Slow motion's a simple idea, but the concepts behind it aren't always as simple as they seem. Phil Rhodes takes a quick look at the science of slowing things down.
"Slow Motion" sounds pretty simple, doesn't it? But the terminology is counter-intuitive – I mean, “high speed” camerawork makes things appear to move slowly? It's not the most obvious choice of words. Then again, we also have techniques to make things appear to move quickly, and we call that “under-cranking”, which is less than the most obvious way to describe what's going on, especially as cameras haven't routinely been hand-cranked for decades.
That said, it isn't a difficult technique to understand. To view any event in slow motion we can simply play back the frames of film or video footage at a slower speed than they were recorded, and that's possible no matter what speed they were shot at. Most people will be aware, though, that recording a scene at 24 frames per second and playing it back at six might give you a slow motion effect in which everything takes four times longer to occur, but it won't give you an illusion of fluid motion.
Speeding up to slow down
Even if we take 24fps as our benchmark for smooth motion it's clear that we can't produce convincing, fluid slow motion simply by slowing down playback; instead, we need to shoot more frames to begin with, which is where the phrase high speed comes from. A camera such as the Sony FS700 will shoot at 240fps which, when played back at 24fps, results in things moving at one tenth the usual speed.
So far, so straightforward, but it's this requirement to record scenes at very high framerates that makes this an interesting issue. It wasn't long ago that merely shooting HD resolutions at normal frame rates was a technological challenge, so it should be clear that doing the same thing at high or very high frame rates can still present problems that are only solvable with technology that's exotic and rare enough to be expensive. Back when this sort of work could only be done on film, at least at resolutions suitable for theatrical release, costs were ferocious, with 35mm film stock thundering through the gate at a rate sufficient to make the production accountant whimper like a frightened puppy.
The very first device directed at filmmakers which was capable of shooting video at rates significantly in excess of those used for broadcast TV was probably the Panasonic Varicam. While limited to 720p resolution, it offered rates up to 60fps, suggesting it was aimed at sports coverage, which is often broadcast at 720p60. This was useful for music videos but not much to write home about if you happen to be making a sequel to The Matrix.

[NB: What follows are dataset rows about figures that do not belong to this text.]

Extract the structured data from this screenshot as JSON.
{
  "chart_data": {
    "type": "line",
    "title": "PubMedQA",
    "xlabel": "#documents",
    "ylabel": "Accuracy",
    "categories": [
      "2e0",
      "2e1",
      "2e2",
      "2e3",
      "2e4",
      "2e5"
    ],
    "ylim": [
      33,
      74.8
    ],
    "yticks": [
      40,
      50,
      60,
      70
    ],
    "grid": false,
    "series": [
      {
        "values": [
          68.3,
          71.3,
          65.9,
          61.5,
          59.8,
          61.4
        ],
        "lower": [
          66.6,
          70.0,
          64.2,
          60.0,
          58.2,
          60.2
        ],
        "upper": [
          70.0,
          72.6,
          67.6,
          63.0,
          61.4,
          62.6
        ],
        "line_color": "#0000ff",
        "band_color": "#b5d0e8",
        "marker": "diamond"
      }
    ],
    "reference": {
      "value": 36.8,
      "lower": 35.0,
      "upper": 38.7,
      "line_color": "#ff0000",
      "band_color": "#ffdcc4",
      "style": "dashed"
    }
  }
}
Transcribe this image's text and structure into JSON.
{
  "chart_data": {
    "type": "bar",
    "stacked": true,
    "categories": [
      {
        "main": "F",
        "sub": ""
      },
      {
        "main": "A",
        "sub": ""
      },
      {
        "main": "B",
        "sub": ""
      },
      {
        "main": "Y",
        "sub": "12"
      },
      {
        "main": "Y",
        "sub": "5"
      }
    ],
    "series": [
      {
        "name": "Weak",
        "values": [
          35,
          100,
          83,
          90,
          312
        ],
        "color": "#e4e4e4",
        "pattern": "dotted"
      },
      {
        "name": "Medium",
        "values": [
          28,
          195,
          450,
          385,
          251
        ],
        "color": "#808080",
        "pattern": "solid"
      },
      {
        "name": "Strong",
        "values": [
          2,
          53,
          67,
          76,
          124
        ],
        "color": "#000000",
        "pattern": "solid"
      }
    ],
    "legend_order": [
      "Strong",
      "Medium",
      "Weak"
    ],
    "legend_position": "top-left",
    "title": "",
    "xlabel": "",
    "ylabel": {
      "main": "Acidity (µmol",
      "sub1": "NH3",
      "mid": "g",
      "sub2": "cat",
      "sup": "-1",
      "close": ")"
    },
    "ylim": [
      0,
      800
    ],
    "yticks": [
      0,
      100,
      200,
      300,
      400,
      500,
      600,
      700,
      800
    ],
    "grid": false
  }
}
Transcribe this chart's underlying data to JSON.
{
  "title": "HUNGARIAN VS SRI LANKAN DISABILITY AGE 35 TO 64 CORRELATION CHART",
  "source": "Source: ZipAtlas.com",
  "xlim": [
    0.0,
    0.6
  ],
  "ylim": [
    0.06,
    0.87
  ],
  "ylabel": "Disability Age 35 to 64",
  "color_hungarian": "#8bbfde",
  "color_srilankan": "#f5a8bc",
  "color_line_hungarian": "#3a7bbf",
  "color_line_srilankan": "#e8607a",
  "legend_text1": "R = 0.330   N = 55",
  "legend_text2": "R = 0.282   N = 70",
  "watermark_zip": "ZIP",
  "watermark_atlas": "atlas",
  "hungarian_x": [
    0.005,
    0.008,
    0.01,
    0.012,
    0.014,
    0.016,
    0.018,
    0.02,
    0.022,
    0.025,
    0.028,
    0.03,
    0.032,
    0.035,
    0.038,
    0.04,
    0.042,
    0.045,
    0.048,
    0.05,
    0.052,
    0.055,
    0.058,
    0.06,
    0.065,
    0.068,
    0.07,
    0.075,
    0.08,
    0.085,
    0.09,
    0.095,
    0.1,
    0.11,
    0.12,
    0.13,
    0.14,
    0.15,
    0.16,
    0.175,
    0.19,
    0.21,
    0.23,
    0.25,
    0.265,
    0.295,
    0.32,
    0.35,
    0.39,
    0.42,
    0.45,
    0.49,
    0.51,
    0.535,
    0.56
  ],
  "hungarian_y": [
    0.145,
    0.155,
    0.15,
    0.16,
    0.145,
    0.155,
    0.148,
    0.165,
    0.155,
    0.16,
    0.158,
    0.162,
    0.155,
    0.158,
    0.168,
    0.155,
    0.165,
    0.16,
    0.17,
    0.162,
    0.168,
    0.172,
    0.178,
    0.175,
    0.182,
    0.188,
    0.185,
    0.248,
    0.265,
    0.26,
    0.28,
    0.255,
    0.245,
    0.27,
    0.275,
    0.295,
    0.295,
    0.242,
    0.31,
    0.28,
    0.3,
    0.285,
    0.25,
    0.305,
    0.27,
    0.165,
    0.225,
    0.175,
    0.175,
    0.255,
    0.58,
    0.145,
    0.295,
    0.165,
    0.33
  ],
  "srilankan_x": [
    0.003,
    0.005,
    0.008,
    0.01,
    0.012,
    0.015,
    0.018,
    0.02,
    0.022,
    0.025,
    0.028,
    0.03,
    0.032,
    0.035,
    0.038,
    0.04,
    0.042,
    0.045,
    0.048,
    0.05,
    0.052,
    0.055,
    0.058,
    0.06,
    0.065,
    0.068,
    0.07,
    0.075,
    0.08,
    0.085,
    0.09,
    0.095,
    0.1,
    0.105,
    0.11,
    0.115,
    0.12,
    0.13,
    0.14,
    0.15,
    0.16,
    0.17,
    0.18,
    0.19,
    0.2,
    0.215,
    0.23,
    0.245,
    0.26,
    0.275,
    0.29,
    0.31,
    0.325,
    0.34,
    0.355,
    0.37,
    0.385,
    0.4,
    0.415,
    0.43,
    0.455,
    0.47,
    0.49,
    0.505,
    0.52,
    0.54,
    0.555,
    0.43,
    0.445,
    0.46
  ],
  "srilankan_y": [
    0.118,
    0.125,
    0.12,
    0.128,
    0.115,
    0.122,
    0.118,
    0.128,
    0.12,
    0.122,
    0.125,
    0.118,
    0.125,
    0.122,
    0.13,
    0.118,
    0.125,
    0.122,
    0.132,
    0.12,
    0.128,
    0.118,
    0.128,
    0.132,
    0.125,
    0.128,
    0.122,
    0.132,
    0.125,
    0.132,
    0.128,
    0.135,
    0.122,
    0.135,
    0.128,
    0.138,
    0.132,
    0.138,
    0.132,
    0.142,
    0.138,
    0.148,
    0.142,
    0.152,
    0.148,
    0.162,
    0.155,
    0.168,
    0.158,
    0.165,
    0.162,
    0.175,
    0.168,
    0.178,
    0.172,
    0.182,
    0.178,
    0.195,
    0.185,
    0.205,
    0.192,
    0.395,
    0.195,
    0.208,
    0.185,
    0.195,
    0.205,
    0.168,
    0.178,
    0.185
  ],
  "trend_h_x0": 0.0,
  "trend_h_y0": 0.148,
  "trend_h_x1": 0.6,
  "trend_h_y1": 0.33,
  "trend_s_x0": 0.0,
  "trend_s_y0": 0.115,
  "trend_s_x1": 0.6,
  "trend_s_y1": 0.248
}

Panasonic's later HVX-200 camera was widely viewed as the affordable, low-end equivalent to the Varicam, and was widely purchased for its 60fps capabilities even though it was otherwise not famous for producing excellent images.
Now, the FS700 and the Canon C500 are among the first non-film cameras to offer what we might call proper slow motion in a package that costs less than a very nice car, and we can probably expect to see a rash of slow motion on Vimeo over the next year or two, much as very shallow depth of field was perhaps a bit more popular than it should have been after the Canon 5D mark 2 became popular.